June 7 Little stories
about the funeral trickle back. One of
my son’s co-workers said when he heard the tribute to Christine and all she had
accomplished despite 27 years of ill health, “Where’s a revolver? Shoot me now!
I’ll never make it that far!”
I
couldn’t sleep last night again. It bothered me that family members took things
they thought they should have –books, CDs, small items. I am overly sensitive. I keep seeing Christine at the end, weary, in
pain, when I want to have my final image of her laughing, singing, planning,
speaking, hosting a tea party.

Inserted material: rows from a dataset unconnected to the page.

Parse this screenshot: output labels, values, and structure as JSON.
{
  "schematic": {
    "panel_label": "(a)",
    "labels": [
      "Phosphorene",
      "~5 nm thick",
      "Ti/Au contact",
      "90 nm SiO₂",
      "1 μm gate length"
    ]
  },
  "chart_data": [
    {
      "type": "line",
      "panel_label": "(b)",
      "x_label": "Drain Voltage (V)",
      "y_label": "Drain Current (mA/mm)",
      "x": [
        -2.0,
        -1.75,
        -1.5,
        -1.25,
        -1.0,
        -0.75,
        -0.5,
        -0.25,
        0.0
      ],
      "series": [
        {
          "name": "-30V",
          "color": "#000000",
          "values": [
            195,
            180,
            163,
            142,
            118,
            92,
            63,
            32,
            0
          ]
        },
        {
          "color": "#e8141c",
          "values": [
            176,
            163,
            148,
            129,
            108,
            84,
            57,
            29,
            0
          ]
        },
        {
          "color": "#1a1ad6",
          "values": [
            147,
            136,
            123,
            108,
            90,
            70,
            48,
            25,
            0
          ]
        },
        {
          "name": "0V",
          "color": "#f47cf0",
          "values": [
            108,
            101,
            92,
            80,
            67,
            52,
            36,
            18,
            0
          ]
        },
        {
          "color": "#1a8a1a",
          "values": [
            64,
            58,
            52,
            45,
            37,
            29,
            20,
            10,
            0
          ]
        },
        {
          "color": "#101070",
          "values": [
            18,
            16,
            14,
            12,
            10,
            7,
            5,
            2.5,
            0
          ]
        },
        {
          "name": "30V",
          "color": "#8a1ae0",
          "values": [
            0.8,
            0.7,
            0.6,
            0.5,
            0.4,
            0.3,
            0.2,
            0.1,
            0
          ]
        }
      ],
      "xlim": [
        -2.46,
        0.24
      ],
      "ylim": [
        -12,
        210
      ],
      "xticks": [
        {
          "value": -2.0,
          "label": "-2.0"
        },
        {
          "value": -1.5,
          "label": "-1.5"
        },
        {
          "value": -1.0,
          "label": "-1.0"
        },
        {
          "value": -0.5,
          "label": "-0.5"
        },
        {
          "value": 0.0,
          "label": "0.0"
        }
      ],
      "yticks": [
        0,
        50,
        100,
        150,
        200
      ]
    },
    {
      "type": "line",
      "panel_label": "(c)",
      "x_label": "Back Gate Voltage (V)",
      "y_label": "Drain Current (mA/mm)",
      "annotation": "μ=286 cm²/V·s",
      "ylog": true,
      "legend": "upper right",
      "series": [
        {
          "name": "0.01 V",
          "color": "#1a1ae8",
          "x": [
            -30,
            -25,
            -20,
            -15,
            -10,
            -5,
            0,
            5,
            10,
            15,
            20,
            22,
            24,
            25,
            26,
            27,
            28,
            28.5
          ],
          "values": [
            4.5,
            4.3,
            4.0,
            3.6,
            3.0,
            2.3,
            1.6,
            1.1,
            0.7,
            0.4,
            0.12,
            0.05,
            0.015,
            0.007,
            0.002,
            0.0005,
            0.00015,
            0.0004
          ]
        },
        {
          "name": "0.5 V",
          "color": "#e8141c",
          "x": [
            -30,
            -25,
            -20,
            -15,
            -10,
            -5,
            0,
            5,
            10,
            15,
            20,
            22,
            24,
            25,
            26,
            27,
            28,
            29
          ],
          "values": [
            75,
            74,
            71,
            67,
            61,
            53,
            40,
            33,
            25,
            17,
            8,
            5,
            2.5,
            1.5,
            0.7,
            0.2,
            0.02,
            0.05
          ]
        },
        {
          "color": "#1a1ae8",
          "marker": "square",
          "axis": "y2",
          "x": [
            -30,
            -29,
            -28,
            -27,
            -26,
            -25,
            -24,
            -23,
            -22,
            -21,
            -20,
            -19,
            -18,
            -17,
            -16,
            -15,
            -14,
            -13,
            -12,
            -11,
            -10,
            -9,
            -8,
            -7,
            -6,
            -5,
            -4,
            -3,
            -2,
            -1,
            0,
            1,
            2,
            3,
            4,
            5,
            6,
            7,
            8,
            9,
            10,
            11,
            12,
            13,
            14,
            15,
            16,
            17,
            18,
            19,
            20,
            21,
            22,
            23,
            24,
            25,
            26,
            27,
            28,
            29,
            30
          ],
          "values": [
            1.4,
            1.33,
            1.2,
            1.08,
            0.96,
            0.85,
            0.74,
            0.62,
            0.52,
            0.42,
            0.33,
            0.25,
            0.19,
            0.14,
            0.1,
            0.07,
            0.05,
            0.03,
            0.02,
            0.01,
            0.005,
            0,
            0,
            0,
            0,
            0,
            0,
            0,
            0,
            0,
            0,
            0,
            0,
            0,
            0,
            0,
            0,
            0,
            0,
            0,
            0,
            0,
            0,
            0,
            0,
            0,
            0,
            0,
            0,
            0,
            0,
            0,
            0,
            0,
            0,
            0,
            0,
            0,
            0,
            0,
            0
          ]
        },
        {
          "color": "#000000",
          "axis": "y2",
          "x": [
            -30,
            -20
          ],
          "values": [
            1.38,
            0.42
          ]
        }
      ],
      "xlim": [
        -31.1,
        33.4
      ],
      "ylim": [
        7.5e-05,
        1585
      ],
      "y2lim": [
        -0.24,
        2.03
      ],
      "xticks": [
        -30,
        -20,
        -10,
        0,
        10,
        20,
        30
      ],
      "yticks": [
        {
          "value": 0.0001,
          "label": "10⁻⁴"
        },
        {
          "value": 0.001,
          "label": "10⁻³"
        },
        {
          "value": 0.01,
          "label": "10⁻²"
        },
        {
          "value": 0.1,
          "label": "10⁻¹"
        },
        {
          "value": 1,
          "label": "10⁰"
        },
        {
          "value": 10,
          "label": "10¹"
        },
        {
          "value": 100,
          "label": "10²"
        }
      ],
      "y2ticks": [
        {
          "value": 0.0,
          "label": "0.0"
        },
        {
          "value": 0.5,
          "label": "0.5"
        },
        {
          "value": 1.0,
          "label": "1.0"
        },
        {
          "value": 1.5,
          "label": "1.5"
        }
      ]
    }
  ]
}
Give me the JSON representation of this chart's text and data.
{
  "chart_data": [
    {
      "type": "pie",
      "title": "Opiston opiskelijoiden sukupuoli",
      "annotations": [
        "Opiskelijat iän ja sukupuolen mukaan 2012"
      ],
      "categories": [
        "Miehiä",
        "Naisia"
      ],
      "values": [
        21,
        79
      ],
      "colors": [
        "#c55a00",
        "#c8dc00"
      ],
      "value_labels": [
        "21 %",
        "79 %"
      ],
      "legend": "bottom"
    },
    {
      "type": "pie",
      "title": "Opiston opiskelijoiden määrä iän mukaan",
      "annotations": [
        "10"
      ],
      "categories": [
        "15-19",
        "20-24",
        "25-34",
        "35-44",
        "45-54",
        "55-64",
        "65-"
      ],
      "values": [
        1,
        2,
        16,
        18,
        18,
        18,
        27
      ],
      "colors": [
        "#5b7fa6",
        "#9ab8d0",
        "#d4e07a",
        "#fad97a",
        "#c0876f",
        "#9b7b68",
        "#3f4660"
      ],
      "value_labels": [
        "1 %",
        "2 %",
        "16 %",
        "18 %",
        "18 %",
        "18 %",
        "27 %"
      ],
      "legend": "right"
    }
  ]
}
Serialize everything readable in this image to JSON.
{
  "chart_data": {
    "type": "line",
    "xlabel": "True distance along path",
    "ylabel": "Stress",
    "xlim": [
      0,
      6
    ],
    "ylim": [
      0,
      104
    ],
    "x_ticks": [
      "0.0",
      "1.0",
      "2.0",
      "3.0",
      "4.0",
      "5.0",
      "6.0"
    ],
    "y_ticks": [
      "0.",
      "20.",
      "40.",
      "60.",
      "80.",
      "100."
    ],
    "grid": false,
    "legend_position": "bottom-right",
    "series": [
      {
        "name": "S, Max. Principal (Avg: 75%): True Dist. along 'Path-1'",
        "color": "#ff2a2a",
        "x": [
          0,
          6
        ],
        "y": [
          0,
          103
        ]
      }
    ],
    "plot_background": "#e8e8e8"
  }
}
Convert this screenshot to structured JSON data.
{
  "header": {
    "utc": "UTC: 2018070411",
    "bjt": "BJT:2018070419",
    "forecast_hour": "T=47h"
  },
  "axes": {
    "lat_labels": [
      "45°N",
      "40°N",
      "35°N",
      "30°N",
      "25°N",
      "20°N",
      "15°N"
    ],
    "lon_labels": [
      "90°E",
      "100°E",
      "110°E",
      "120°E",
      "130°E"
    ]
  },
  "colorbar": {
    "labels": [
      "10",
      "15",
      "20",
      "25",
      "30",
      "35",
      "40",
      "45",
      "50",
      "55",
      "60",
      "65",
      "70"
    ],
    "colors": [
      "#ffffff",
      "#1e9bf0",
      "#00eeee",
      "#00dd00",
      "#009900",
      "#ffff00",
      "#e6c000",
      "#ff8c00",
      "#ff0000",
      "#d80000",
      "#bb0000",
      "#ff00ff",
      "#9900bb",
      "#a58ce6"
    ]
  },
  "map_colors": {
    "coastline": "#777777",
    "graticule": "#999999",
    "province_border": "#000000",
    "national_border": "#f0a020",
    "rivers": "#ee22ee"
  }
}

Tea parties meant being with friends. But that
image of her and her smile eluded me. Finally, I took one of Christine’s
sleeping pills.
People
feel it is their duty to comfort the bereaved with nice words. I try to be
gracious. I wouldn’t want them not to do
this.
Why
do the good die young? How do I live with this hole in my heart? I think through Christine’s symptoms the last
time I took her to the doctor: insomnia/ trouble breathing/swelling in abdomen
and legs/loose bowels/ weight loss/ extreme fatigue/problems holding food down/
depression/ulcer on her leg that didn’t heal, bruises all over/ tremors/congestive
heart failure/ uric acid deposits on her fingers, elbows and feet. Why didn’t a doctor say clearly this is the
end? Are doctors also afraid to face
death?
In Greek tragedy, one death or suicide follows
another, until the protagonist stands alone, but that person has speech, as
Fortinbras has in Hamlet. He turns to the gods, who are silent, to
nature, to self. I have speech. I have
language. I write about my grief. I wait for my God to speak. My God is not a
silent God. A mourner is someone who has
allowed pain to enter her life and, like the psalmist, in the laments, speaks
out. God, I am a mourner of a daughter who died too soon. Hear me, hear me.